Radioisotopes have been encountered before in your IB Biology studies. They become widely available to researchers after the second world war.  As the molecules that are radioactive can be traced, it became possible to track the flow of these molecules through cells, tissues and organisms over time.

Phloem transport is based on high hydrostatic pressure.  Thus if the phloem can be punctured, the contents should continue to exude out. If the plant is exposed to radioactively labelled carbon dioxide, the sap can be tested for the presence of the isotopes and the rate of translocation can then be estimated.

Collecting Phloem Sap using Aphid Stylets (D. Fischer)
Image from D. Fischer, Plants in Action.

The use of the aphids can be summarised as follows (base on the images above; Plants in Action; image D. Fischer):

Top Image: Aphid feeding, inset is the stylet (St) penetrating to the phloem (p)
Image a: feeding aphid with stylet penetrating the plant
Images b-d: the stylet is removed from the aphid (they would be anaesthetised beforehand – there are some links here to the use of animals in experiments)
Image e: phloem sap starts to accumulate from the stylet.
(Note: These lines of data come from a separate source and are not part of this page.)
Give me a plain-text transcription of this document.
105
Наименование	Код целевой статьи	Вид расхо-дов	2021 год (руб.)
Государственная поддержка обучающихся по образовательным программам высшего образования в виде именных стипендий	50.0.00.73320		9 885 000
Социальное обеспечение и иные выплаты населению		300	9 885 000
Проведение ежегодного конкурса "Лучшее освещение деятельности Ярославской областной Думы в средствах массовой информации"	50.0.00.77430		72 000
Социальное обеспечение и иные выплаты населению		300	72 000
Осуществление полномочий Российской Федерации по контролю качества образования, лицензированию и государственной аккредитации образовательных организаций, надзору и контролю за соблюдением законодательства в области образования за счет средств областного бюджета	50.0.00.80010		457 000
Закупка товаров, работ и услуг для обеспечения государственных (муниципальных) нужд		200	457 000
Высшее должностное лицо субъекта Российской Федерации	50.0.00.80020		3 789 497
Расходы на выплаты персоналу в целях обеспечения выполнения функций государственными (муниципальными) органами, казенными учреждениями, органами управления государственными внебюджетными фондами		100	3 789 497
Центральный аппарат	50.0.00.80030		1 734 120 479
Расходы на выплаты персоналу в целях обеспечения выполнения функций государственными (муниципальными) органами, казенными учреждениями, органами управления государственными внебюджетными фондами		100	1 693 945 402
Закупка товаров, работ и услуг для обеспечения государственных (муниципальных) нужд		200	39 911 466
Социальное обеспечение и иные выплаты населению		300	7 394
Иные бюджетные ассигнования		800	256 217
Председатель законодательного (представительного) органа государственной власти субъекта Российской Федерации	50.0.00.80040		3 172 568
The droplet of phloem sap can then be analysed for traces of the isotope to determine transport rate.  Aphids can be placed along the length of the plant stem to show transport along various distances.


Fischer, D. “Collection of Sap from Aphid Stylet.” Plants in Action, University of Queensland, 2018, Digital image. Feb 1, 2018.

“5.2.2 – Techniques to Collect Phloem Sap.” Plants in Action, Australian Society of Plant Scientists, 2018, Online Textbook. Feb 1, 2018.

4.2 Energy Flow

Use theories to explain natural phenomena—the concept of energy flow explains the limited length of food chains.

Energy flow is governed through the laws of thermodynamics.  The first law (and I’m paraphrasing) essentially says that energy cannot be created or destroyed but merely transformed from one form to another.  The second law (the one about entropy) says that energy transfer is never 100% efficient and some energy is always lost as heat, which can not be regained or reused.

Therefore, in a food chain, light energy is transformed into chemical energy by producers and then into additional chemical forms as it passes through to consumers. As energy is being transformed at each trophic level, some of this energy is lost to the system (mostly as heat from respiration, but also in the form of undigested parts, excretion etc).  Thus while the total energy remains the same as the amount put in by the sun,  the amount that is actually available to consumers decreases with each increase in trophic level.  We use the figure of 10-20% as a rough rule of thumb – that is, at each successive trophic level, only 10-20% of the energy from the previous level is available. So 10% of the energy in a producer is available to a primary consumer, but only 10% of this energy is available to a secondary consumer – 1% of the original energy in the producer. Thus the higher the trophic level, the less energy is available and the limited length of most food chains and why many organisms can function at multiple trophic levels.